Most PE returns were the tide going out. Now you get to find out who can swim.

Most PE returns were the tide going out. Now you get to find out who can swim.


Every deal team has the same comfort blanket in the IC deck: multiple expansion plus strategic buyer interest, because nothing says “value creation” like hoping the market gets horny again.

Apollo put numbers on it in their Market Insight, Private Equity Returns to Its Roots (Jan 29, 2026): from 2010 to 2021, roughly 66% of value creation came from leverage and multiple expansion, stuff largely outside the manager’s control.

That party trick worked when money was cheap and everyone pretended a WACC was a vibe. Now exits are tighter, financing costs are real, and buyers want proof not poetry.

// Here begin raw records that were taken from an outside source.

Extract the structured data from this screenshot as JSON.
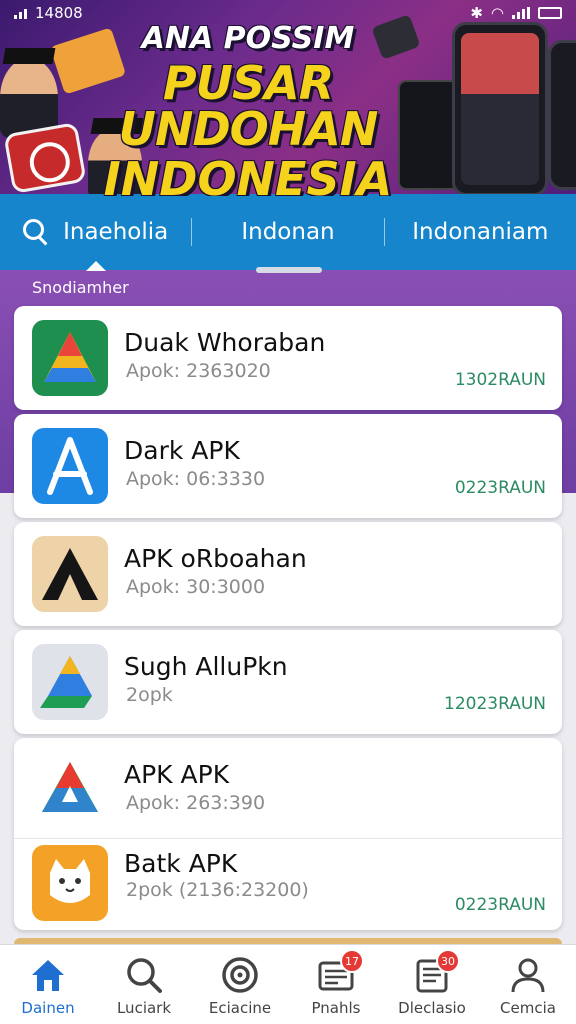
{
  "status_bar": {
    "time": "14808"
  },
  "banner": {
    "line1": "ANA POSSIM",
    "line2": "PUSAR UNDOHAN",
    "line3": "INDONESIA"
  },
  "tabs": [
    {
      "label": "Inaeholia",
      "icon": "search-icon",
      "active": true
    },
    {
      "label": "Indonan",
      "active": false
    },
    {
      "label": "Indonaniam",
      "active": false
    }
  ],
  "section_label": "Snodiamher",
  "apps": [
    {
      "name": "Duak Whoraban",
      "sub": "Apok: 2363020",
      "meta": "1302RAUN",
      "icon": "green-triangle-app-icon"
    },
    {
      "name": "Dark APK",
      "sub": "Apok: 06:3330",
      "meta": "0223RAUN",
      "icon": "blue-a-app-icon"
    },
    {
      "name": "APK oRboahan",
      "sub": "Apok: 30:3000",
      "meta": "",
      "icon": "black-a-app-icon"
    },
    {
      "name": "Sugh AlluPkn",
      "sub": "2opk",
      "meta": "12023RAUN",
      "icon": "drive-app-icon"
    },
    {
      "name": "APK APK",
      "sub": "Apok: 263:390",
      "meta": "",
      "icon": "tricolor-app-icon"
    },
    {
      "name": "Batk APK",
      "sub": "2pok (2136:23200)",
      "meta": "0223RAUN",
      "icon": "cat-app-icon"
    }
  ],
  "bottom_nav": [
    {
      "label": "Dainen",
      "icon": "home-icon",
      "active": true,
      "badge": ""
    },
    {
      "label": "Luciark",
      "icon": "search-icon",
      "active": false,
      "badge": ""
    },
    {
      "label": "Eciacine",
      "icon": "target-icon",
      "active": false,
      "badge": ""
    },
    {
      "label": "Pnahls",
      "icon": "mail-icon",
      "active": false,
      "badge": "17"
    },
    {
      "label": "Dleclasio",
      "icon": "document-icon",
      "active": false,
      "badge": "30"
    },
    {
      "label": "Cemcia",
      "icon": "profile-icon",
      "active": false,
      "badge": ""
    }
  ],
  "colors": {
    "tab_bar": "#1785cc",
    "banner_title": "#f5d21b",
    "meta_text": "#2c8b63",
    "nav_active": "#1e6fcf",
    "badge": "#e53935"
  }
}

Meanwhile, the thing you can actually control, unit economics, gets sat in the corner like a red-headed stepchild.

Whether it’s SaaS, retail, logistics, healthcare, manufacturing, whatever, it’s the same boring mechanics that decide outcomes: acquisition cost versus payback, gross margin after the real cost to serve, churn and returns, utilisation and throughput, credit losses, fulfilment leakage, support load, discounting creep, all the unsexy maths that decides if growth is profitable or just noisy.

You don’t earn a premium multiple by workshoping “strategic options”. You earn it by building a business that doesn’t leak cash between demand and delivery, week after week, with owners, metrics, and consequences.